Perkembangan ULN tersebut dipengaruhi oleh penempatan investasi portofolio di pasar Surat Berharga Negara (SBN) domestik seiring dengan sentimen positif pelaku pasar global yang tetap terjaga. Selain itu, terdapat penarikan neto pinjaman luar negeri multilateral yang digunakan untuk mendukung pembiayaan program dan proyek.
Penarikan ULN pemerintah pada kuartal I 2023 masih diutamakan untuk mendukung pembiayaan sektor produktif dan belanja prioritas, khususnya untuk menjaga momentum pemulihan ekonomi Indonesia di tengah ketidakpastian perekonomian global.
"Pemerintah terus berkomitmen mengelola ULN secara hati-hati, efisien, dan akuntabel, termasuk menjaga kredibilitas dalam memenuhi kewajiban pembayaran pokok dan bunga secara tepat waktu," kata Erwin.
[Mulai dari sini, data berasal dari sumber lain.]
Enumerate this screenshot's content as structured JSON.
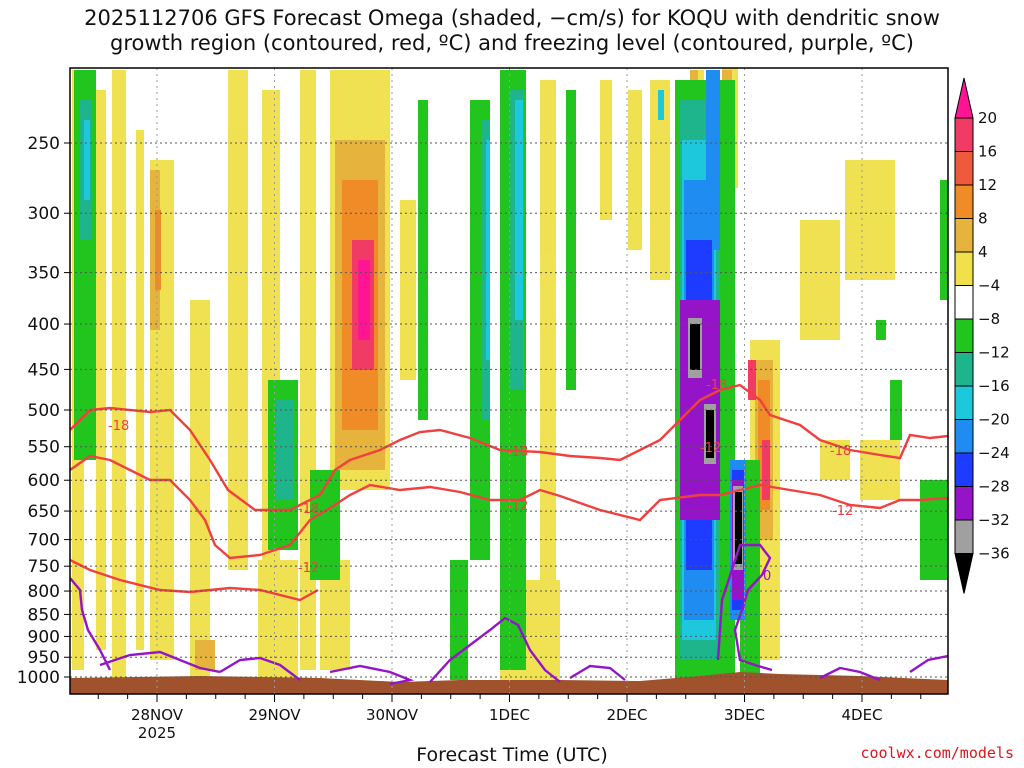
{
  "title_line1": "2025112706 GFS Forecast Omega (shaded, −cm/s) for KOQU with dendritic snow",
  "title_line2": "growth region (contoured, red, ºC) and freezing level (contoured, purple, ºC)",
  "x_axis_title": "Forecast Time (UTC)",
  "credit": "coolwx.com/models",
  "chart_data": {
    "type": "heatmap",
    "xlabel": "Forecast Time (UTC)",
    "ylabel": "",
    "y_scale": "log-pressure, inverted",
    "y_ticks": [
      250,
      300,
      350,
      400,
      450,
      500,
      550,
      600,
      650,
      700,
      750,
      800,
      850,
      900,
      950,
      1000
    ],
    "x_ticks": [
      {
        "label": "28NOV",
        "sub": "2025"
      },
      {
        "label": "29NOV",
        "sub": ""
      },
      {
        "label": "30NOV",
        "sub": ""
      },
      {
        "label": "1DEC",
        "sub": ""
      },
      {
        "label": "2DEC",
        "sub": ""
      },
      {
        "label": "3DEC",
        "sub": ""
      },
      {
        "label": "4DEC",
        "sub": ""
      }
    ],
    "colorbar": {
      "levels": [
        -36,
        -32,
        -28,
        -24,
        -20,
        -16,
        -12,
        -8,
        -4,
        4,
        8,
        12,
        16,
        20
      ],
      "labels": [
        "20",
        "16",
        "12",
        "8",
        "4",
        "−4",
        "−8",
        "−12",
        "−16",
        "−20",
        "−24",
        "−28",
        "−32",
        "−36"
      ],
      "colors": [
        "#ffffff",
        "#f0e04a",
        "#e6b43c",
        "#f08c28",
        "#f05a3c",
        "#ff1493",
        "#f03c64"
      ]
    },
    "contour_labels": [
      "-18",
      "-12",
      "0"
    ],
    "grid": true
  }
}
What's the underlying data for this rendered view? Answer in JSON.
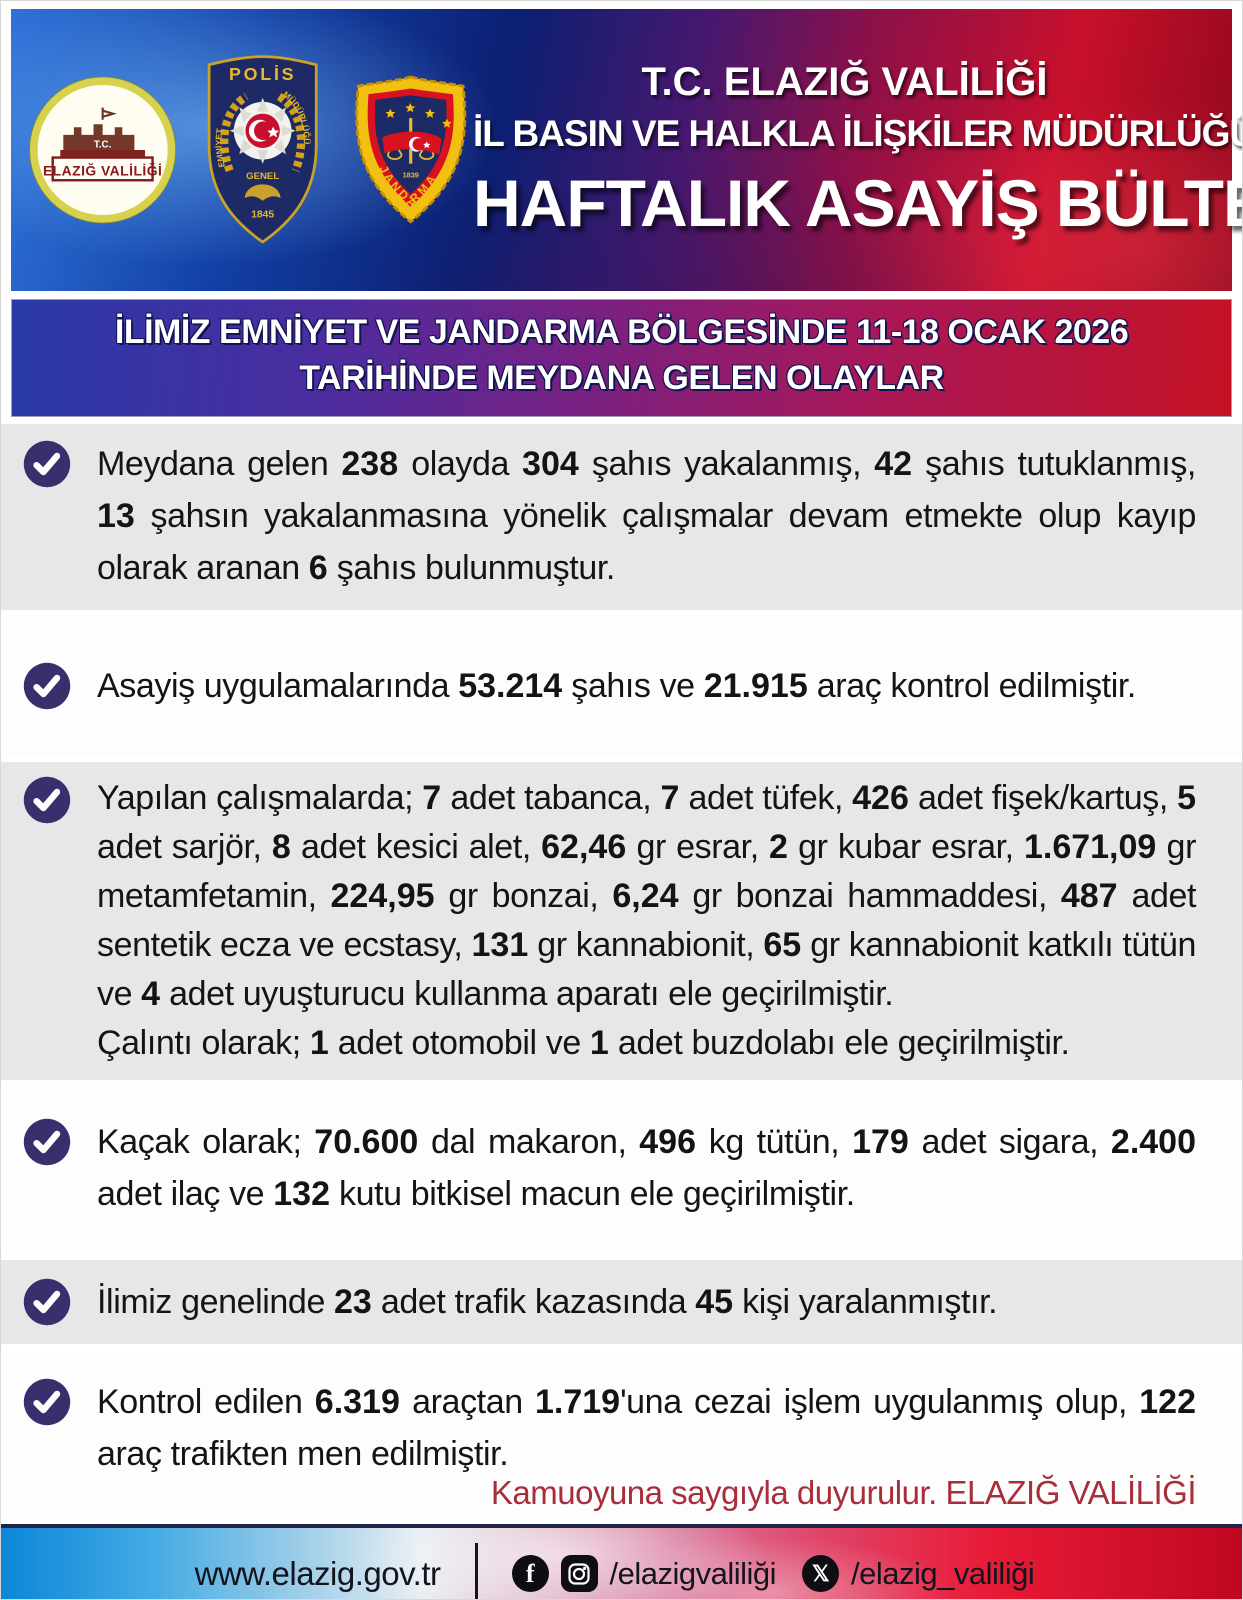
{
  "colors": {
    "check_circle": "#382f6d",
    "gray_panel": "#e8e7e7",
    "closing_red": "#a82e3c",
    "banner_blue": "#2a3aa8",
    "banner_red": "#c41224"
  },
  "header": {
    "title_line1": "T.C. ELAZIĞ VALİLİĞİ",
    "title_line2": "İL BASIN VE HALKLA İLİŞKİLER MÜDÜRLÜĞÜ",
    "title_line3": "HAFTALIK ASAYİŞ BÜLTENİ",
    "valilik_logo": {
      "tc": "T.C.",
      "name": "ELAZIĞ VALİLİĞİ"
    },
    "polis_logo": {
      "top": "POLİS",
      "left": "EMNİYET",
      "right": "MÜDÜRLÜĞÜ",
      "bottom": "GENEL",
      "year": "1845"
    },
    "jandarma_logo": {
      "name": "JANDARMA",
      "year": "1839"
    }
  },
  "banner": {
    "line1": "İLİMİZ EMNİYET VE JANDARMA BÖLGESİNDE 11-18 OCAK 2026",
    "line2": "TARİHİNDE MEYDANA GELEN OLAYLAR"
  },
  "bullets": [
    {
      "style": "gray",
      "paragraphs": [
        [
          [
            "Meydana gelen ",
            0
          ],
          [
            "238",
            1
          ],
          [
            " olayda ",
            0
          ],
          [
            "304",
            1
          ],
          [
            " şahıs yakalanmış, ",
            0
          ],
          [
            "42",
            1
          ],
          [
            " şahıs tutuklanmış, ",
            0
          ],
          [
            "13",
            1
          ],
          [
            " şahsın yakalanmasına yönelik çalışmalar devam etmekte olup kayıp olarak aranan ",
            0
          ],
          [
            "6",
            1
          ],
          [
            " şahıs bulunmuştur.",
            0
          ]
        ]
      ]
    },
    {
      "style": "white",
      "paragraphs": [
        [
          [
            "Asayiş uygulamalarında ",
            0
          ],
          [
            "53.214",
            1
          ],
          [
            " şahıs ve ",
            0
          ],
          [
            "21.915",
            1
          ],
          [
            " araç kontrol edilmiştir.",
            0
          ]
        ]
      ]
    },
    {
      "style": "gray",
      "paragraphs": [
        [
          [
            "Yapılan çalışmalarda; ",
            0
          ],
          [
            "7",
            1
          ],
          [
            " adet tabanca, ",
            0
          ],
          [
            "7",
            1
          ],
          [
            " adet tüfek, ",
            0
          ],
          [
            "426",
            1
          ],
          [
            " adet fişek/kartuş, ",
            0
          ],
          [
            "5",
            1
          ],
          [
            " adet sarjör, ",
            0
          ],
          [
            "8",
            1
          ],
          [
            " adet kesici alet, ",
            0
          ],
          [
            "62,46",
            1
          ],
          [
            " gr esrar, ",
            0
          ],
          [
            "2",
            1
          ],
          [
            " gr kubar esrar, ",
            0
          ],
          [
            "1.671,09",
            1
          ],
          [
            " gr metamfetamin, ",
            0
          ],
          [
            "224,95",
            1
          ],
          [
            " gr bonzai, ",
            0
          ],
          [
            "6,24",
            1
          ],
          [
            " gr bonzai hammaddesi, ",
            0
          ],
          [
            "487",
            1
          ],
          [
            " adet sentetik ecza ve ecstasy, ",
            0
          ],
          [
            "131",
            1
          ],
          [
            " gr kannabionit, ",
            0
          ],
          [
            "65",
            1
          ],
          [
            " gr kannabionit katkılı tütün ve ",
            0
          ],
          [
            "4",
            1
          ],
          [
            " adet uyuşturucu kullanma aparatı  ele geçirilmiştir.",
            0
          ]
        ],
        [
          [
            "Çalıntı olarak;  ",
            0
          ],
          [
            "1",
            1
          ],
          [
            " adet otomobil ve ",
            0
          ],
          [
            "1",
            1
          ],
          [
            " adet buzdolabı ele geçirilmiştir.",
            0
          ]
        ]
      ]
    },
    {
      "style": "white",
      "paragraphs": [
        [
          [
            "Kaçak olarak; ",
            0
          ],
          [
            "70.600",
            1
          ],
          [
            " dal makaron, ",
            0
          ],
          [
            "496",
            1
          ],
          [
            " kg tütün, ",
            0
          ],
          [
            "179",
            1
          ],
          [
            " adet sigara, ",
            0
          ],
          [
            "2.400",
            1
          ],
          [
            " adet ilaç ve ",
            0
          ],
          [
            "132",
            1
          ],
          [
            " kutu bitkisel macun ele geçirilmiştir.",
            0
          ]
        ]
      ]
    },
    {
      "style": "gray",
      "paragraphs": [
        [
          [
            "İlimiz genelinde ",
            0
          ],
          [
            "23",
            1
          ],
          [
            " adet trafik kazasında ",
            0
          ],
          [
            "45",
            1
          ],
          [
            " kişi yaralanmıştır.",
            0
          ]
        ]
      ]
    },
    {
      "style": "white",
      "paragraphs": [
        [
          [
            "Kontrol edilen ",
            0
          ],
          [
            "6.319",
            1
          ],
          [
            " araçtan ",
            0
          ],
          [
            "1.719",
            1
          ],
          [
            "'una cezai işlem uygulanmış olup, ",
            0
          ],
          [
            "122",
            1
          ],
          [
            " araç trafikten men edilmiştir.",
            0
          ]
        ]
      ]
    }
  ],
  "closing": "Kamuoyuna saygıyla duyurulur. ELAZIĞ VALİLİĞİ",
  "footer": {
    "url": "www.elazig.gov.tr",
    "facebook_instagram_handle": "/elazigvaliliği",
    "x_handle": "/elazig_valiliği",
    "facebook_glyph": "f",
    "x_glyph": "𝕏"
  }
}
Berdasarkan sektor ekonomi, ULN pemerintah mencakup antara lain sektor jasa kesehatan dan kegiatan sosial, porsinya mencapai 24,1 persen dari total ULN pemerintah. Sementara utang dari administrasi pemerintah, pertahanan, dan jaminan sosial wajib porsinya 17,9 persen.
Kemudian ada juga utang pemerintah pada sektor jasa pendidikan dengan porsi mencapai 16,8 persen, konstruksi 14,2 persen, serta jasa keuangan dan asuransi 10,2 persen. Posisi ULN pemerintah relatif aman dan terkendali mengingat hampir seluruh ULN memiliki tenor jangka panjang dengan pangsa mencapai 99,9 persen dari total ULN pemerintah.